This article was originally published on 18 May 2012.
To mark Children's Hospice Week, we want to tell you about some of the families who are supported by the 11 children's hospices currently receiving grants from BBC Children in Need.
Whether a child has been diagnosed with a long-term illness, was born with a particular medical condition or whether their medical needs are such that they need 24-hour support, children's hospices can help. They're also there with expert guidance if parents need to prepare themselves for the premature end to their child's life.
The name 'hospice' might make you think that the building is a hospital for children with long term illnesses. But children's hospices aren't clinical and austere.
Places like Rainbows Children's Hospice in Loughborough; Claire House on The Wirral; Little Havens in Essex and Acorns in Worcester are bright, colourful places that enable children with conditions like muscular dystrophy, cystic fibrosis, heart conditions, arthritis and many other needs to maximise the amount of fun they have during their shortened lives. There's also a specialist hospice for babies at Zoe's Place in Coventry.
So much thought has gone into the design of these buildings, from the cartoon or fairy tale paintings on the walls to the sensory gardens, outdoor play areas that are especially adapted with swings and roundabouts for wheelchair users and, in Rainbows case, the patterns on the floor that enable a visually impaired child to have the independence to find their way from A to B.
But another children's hospice - Noah's Ark in North London - doesn't have a physical building at all.
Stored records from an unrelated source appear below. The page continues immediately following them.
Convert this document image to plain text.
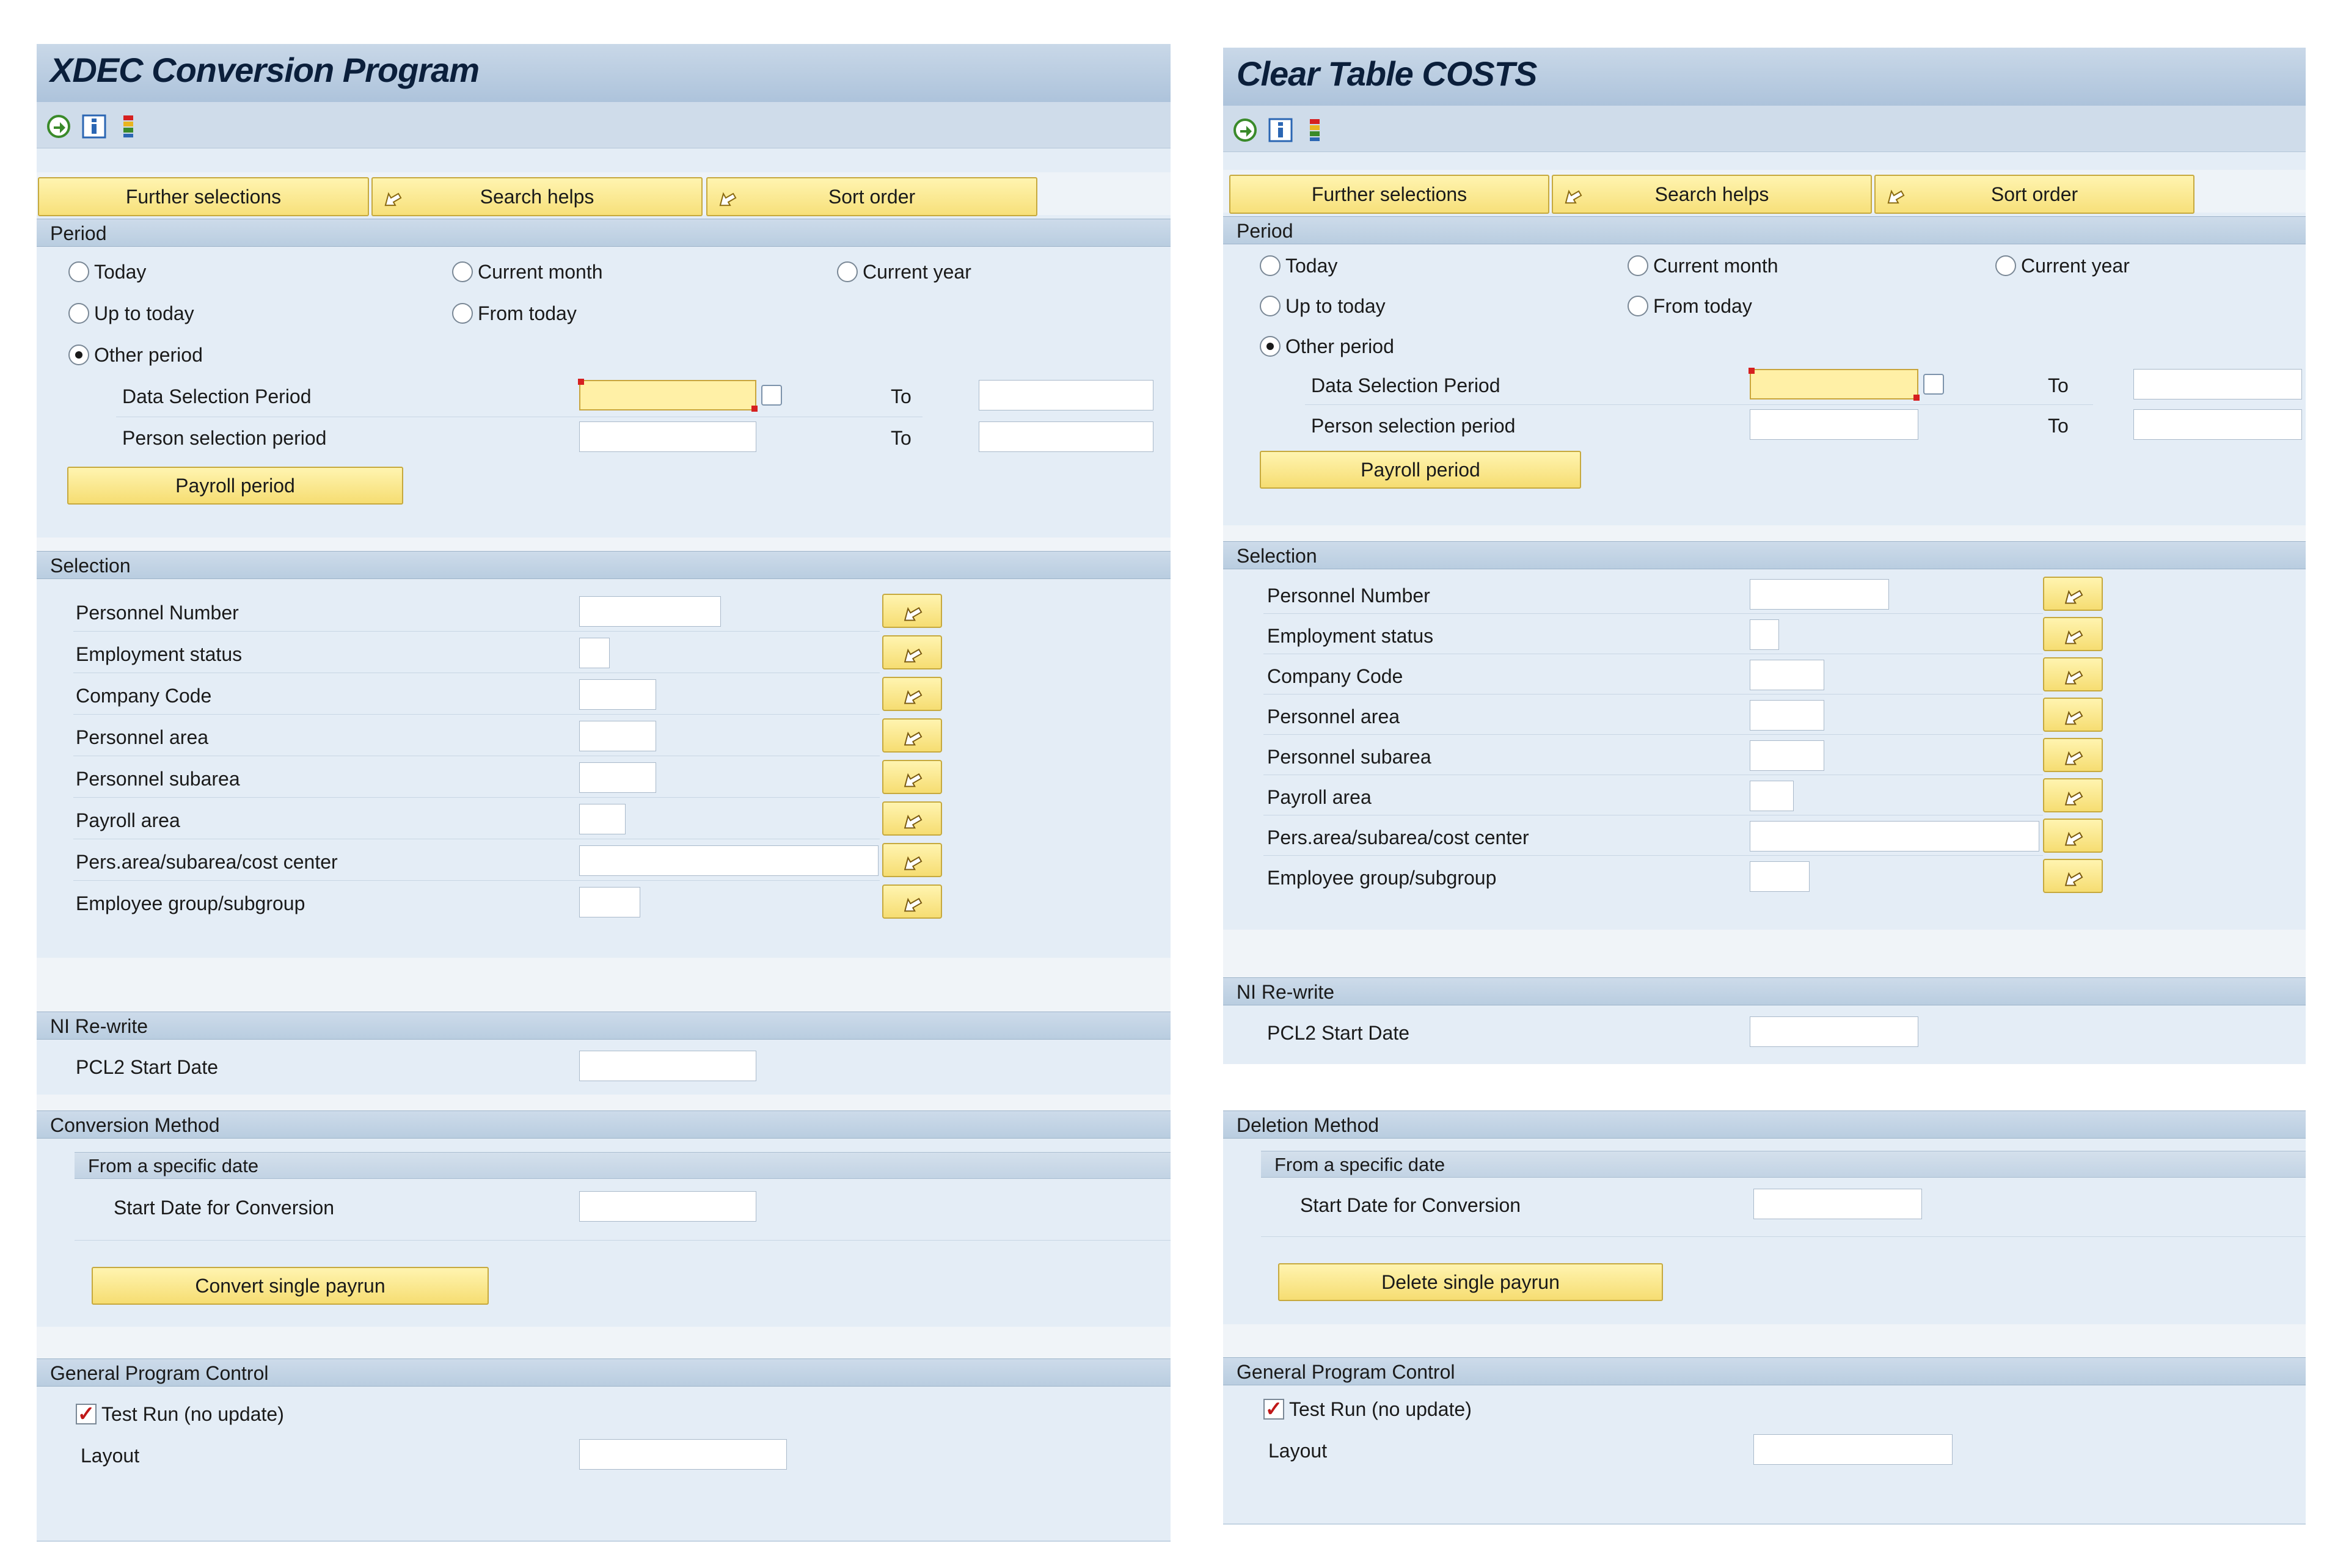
XDEC Conversion Program
Further selections	Search helps	Sort order
Period
Today	Current month	Current year
Up to today	From today
Other period
Data Selection Period	To
Person selection period	To
Payroll period
Selection
Personnel Number
Employment status
Company Code
Personnel area
Personnel subarea
Payroll area
Pers.area/subarea/cost center
Employee group/subgroup
NI Re-write
PCL2 Start Date
Conversion Method
From a specific date
Start Date for Conversion
Convert single payrun
General Program Control
✓ Test Run (no update)
Layout
Clear Table COSTS
Further selections	Search helps	Sort order
Period
Today	Current month	Current year
Up to today	From today
Other period
Data Selection Period	To
Person selection period	To
Payroll period
Selection
Personnel Number
Employment status
Company Code
Personnel area
Personnel subarea
Payroll area
Pers.area/subarea/cost center
Employee group/subgroup
NI Re-write
PCL2 Start Date
Deletion Method
From a specific date
Start Date for Conversion
Delete single payrun
General Program Control
✓ Test Run (no update)
Layout
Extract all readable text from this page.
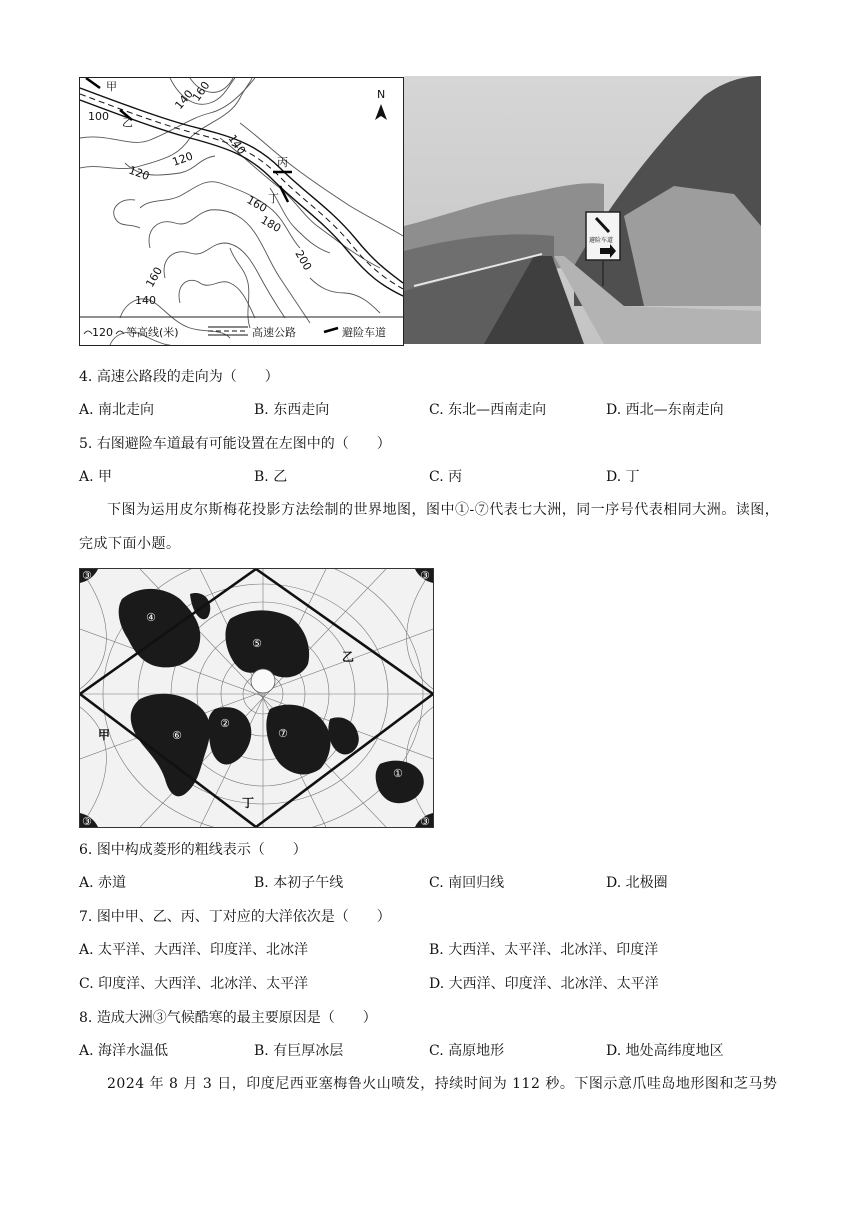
甲
乙
丙
丁
160
140
100
120
120
140
160
180
200
160
140
N
120 等高线(米)	高速公路	避险车道
避险车道
4. 高速公路段的走向为（　　）
A. 南北走向	B. 东西走向	C. 东北—西南走向	D. 西北—东南走向
5. 右图避险车道最有可能设置在左图中的（　　）
A. 甲	B. 乙	C. 丙	D. 丁
下图为运用皮尔斯梅花投影方法绘制的世界地图，图中①-⑦代表七大洲，同一序号代表相同大洲。读图，完成下面小题。
④
⑤
②
⑥	⑦
①
③	③
③	③
甲
乙
丁
6. 图中构成菱形的粗线表示（　　）
A. 赤道	B. 本初子午线	C. 南回归线	D. 北极圈
7. 图中甲、乙、丙、丁对应的大洋依次是（　　）
A. 太平洋、大西洋、印度洋、北冰洋	B. 大西洋、太平洋、北冰洋、印度洋
C. 印度洋、大西洋、北冰洋、太平洋	D. 大西洋、印度洋、北冰洋、太平洋
8. 造成大洲③气候酷寒的最主要原因是（　　）
A. 海洋水温低	B. 有巨厚冰层	C. 高原地形	D. 地处高纬度地区
2024 年 8 月 3 日，印度尼西亚塞梅鲁火山喷发，持续时间为 112 秒。下图示意爪哇岛地形图和芝马势
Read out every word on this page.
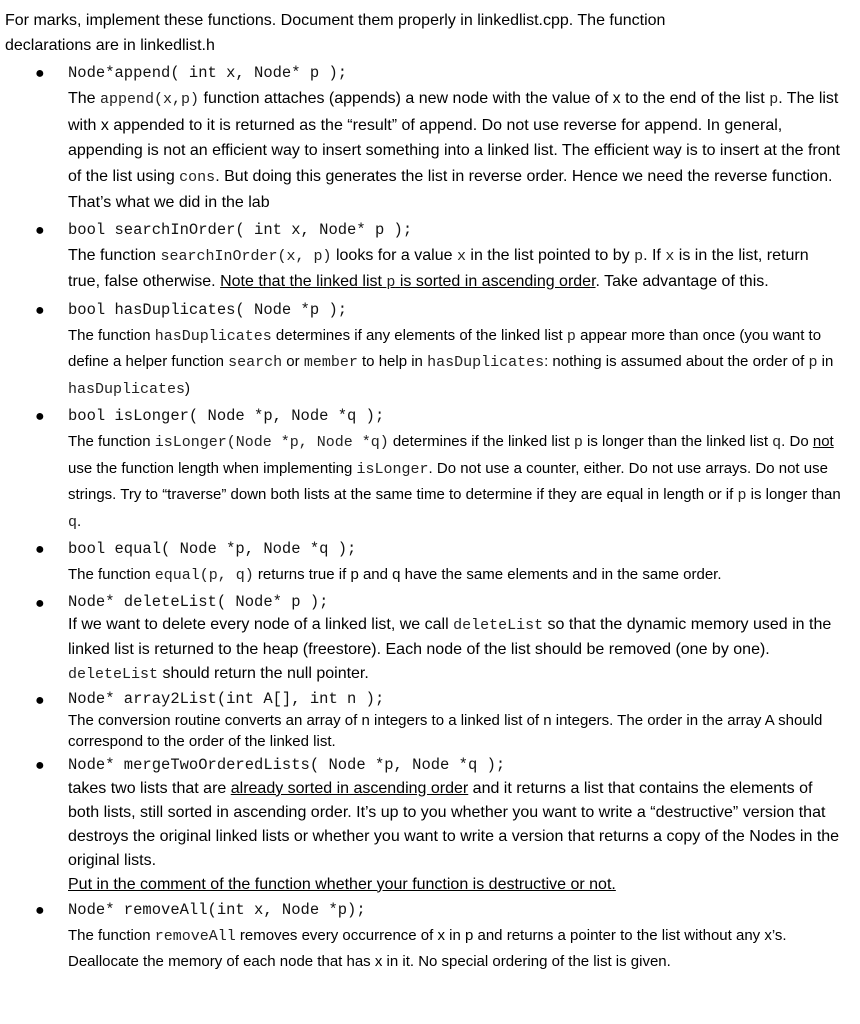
For marks, implement these functions. Document them properly in linkedlist.cpp. The function
declarations are in linkedlist.h
● Node*append( int x, Node* p );
The append(x,p) function attaches (appends) a new node with the value of x to the end of the list p. The list with x appended to it is returned as the “result” of append. Do not use reverse for append. In general, appending is not an efficient way to insert something into a linked list. The efficient way is to insert at the front of the list using cons. But doing this generates the list in reverse order. Hence we need the reverse function. That’s what we did in the lab
● bool searchInOrder( int x, Node* p );
The function searchInOrder(x, p) looks for a value x in the list pointed to by p. If x is in the list, return true, false otherwise. Note that the linked list p is sorted in ascending order. Take advantage of this.
● bool hasDuplicates( Node *p );
The function hasDuplicates determines if any elements of the linked list p appear more than once (you want to define a helper function search or member to help in hasDuplicates: nothing is assumed about the order of p in hasDuplicates)
● bool isLonger( Node *p, Node *q );
The function isLonger(Node *p, Node *q) determines if the linked list p is longer than the linked list q. Do not use the function length when implementing isLonger. Do not use a counter, either. Do not use arrays. Do not use strings. Try to “traverse” down both lists at the same time to determine if they are equal in length or if p is longer than q.
● bool equal( Node *p, Node *q );
The function equal(p, q) returns true if p and q have the same elements and in the same order.
● Node* deleteList( Node* p );
If we want to delete every node of a linked list, we call deleteList so that the dynamic memory used in the linked list is returned to the heap (freestore). Each node of the list should be removed (one by one). deleteList should return the null pointer.
● Node* array2List(int A[], int n );
The conversion routine converts an array of n integers to a linked list of n integers. The order in the array A should correspond to the order of the linked list.
● Node* mergeTwoOrderedLists( Node *p, Node *q );
takes two lists that are already sorted in ascending order and it returns a list that contains the elements of both lists, still sorted in ascending order. It’s up to you whether you want to write a “destructive” version that destroys the original linked lists or whether you want to write a version that returns a copy of the Nodes in the original lists.
Put in the comment of the function whether your function is destructive or not.
● Node* removeAll(int x, Node *p);
The function removeAll removes every occurrence of x in p and returns a pointer to the list without any x’s. Deallocate the memory of each node that has x in it. No special ordering of the list is given.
It offers support to families in their community and in their homes. There, our grant pays for the organisation to run sibling support groups so that the brothers and sisters of very poorly children don't get left out.
Guray enjoys a day out with the Sibling Support Group at Noah's Ark in North London
After many months of accompanying a sibling on hospital visits or being stuck at home because the family is unable to venture far because their child is so sick, Noah's Ark arranges outings and events so that the brothers and sisters of poorly children can still have a childhood themselves. Crucially, they also get to meet other children in a similar situation to themselves.
12 year-old Guray (pictured above) is one of those siblings. When his younger brother was diagnosed with a rare kidney cancer, he was poorly for months. While he worried about Emre, Guray also got very bored.
There were endless trips to hospital, long spells at home doing his homework and not being able to play with his brother because he was too fragile. Then he had to go to school while his brother stayed at home. All this made Guray anxious and upset. Fortunately, Emre got better and is now back at school, living life to the full despite having only one kidney.
ADVICE AND SUPPORT
All children's hospices provide families with expert advice, support and choice. One family, faced with the unbearable reality that their child won't survive into adulthood, might want the support to enable them to look after their child in the familiar surroundings of their own home, during their last days or weeks.
Another family might be comforted by the fact that staff at hospices can provide the expertise to cater for their child's particular medical needs in tailor-made surroundings, with a wide range of spiritual and religious needs met too. They might not want their child to spend her last days at home in case a certain room is forever associated with painful memories.
Hospice staff are experienced at planning funerals, prompting families to collect keep-sakes like a lock of their child's hair or a set of handprints of all the family to treasure - things that in the days surrounding immediate grief, you might be too upset to think about. Fortunately, organisations exist that deal with death every day and make living a shorter life extra special.
Many of these organisations have incredible facilities but an awful lot of energy, effort and generosity has gone into the four-year-long campaigns to raise funds to pay for those facilities, costing upwards of £4 million. And, depending on the local authorities' priorities, children's hospices might only get a tiny proportion of their funding from the state. They're heavily reliant on an army of volunteers - 600 or more at Little Havens in Essex -as well as benefactors and charitable donations.
So on behalf of the organisations we fund and the families they support, thank you for all the money you've raised for BBC Children in Need.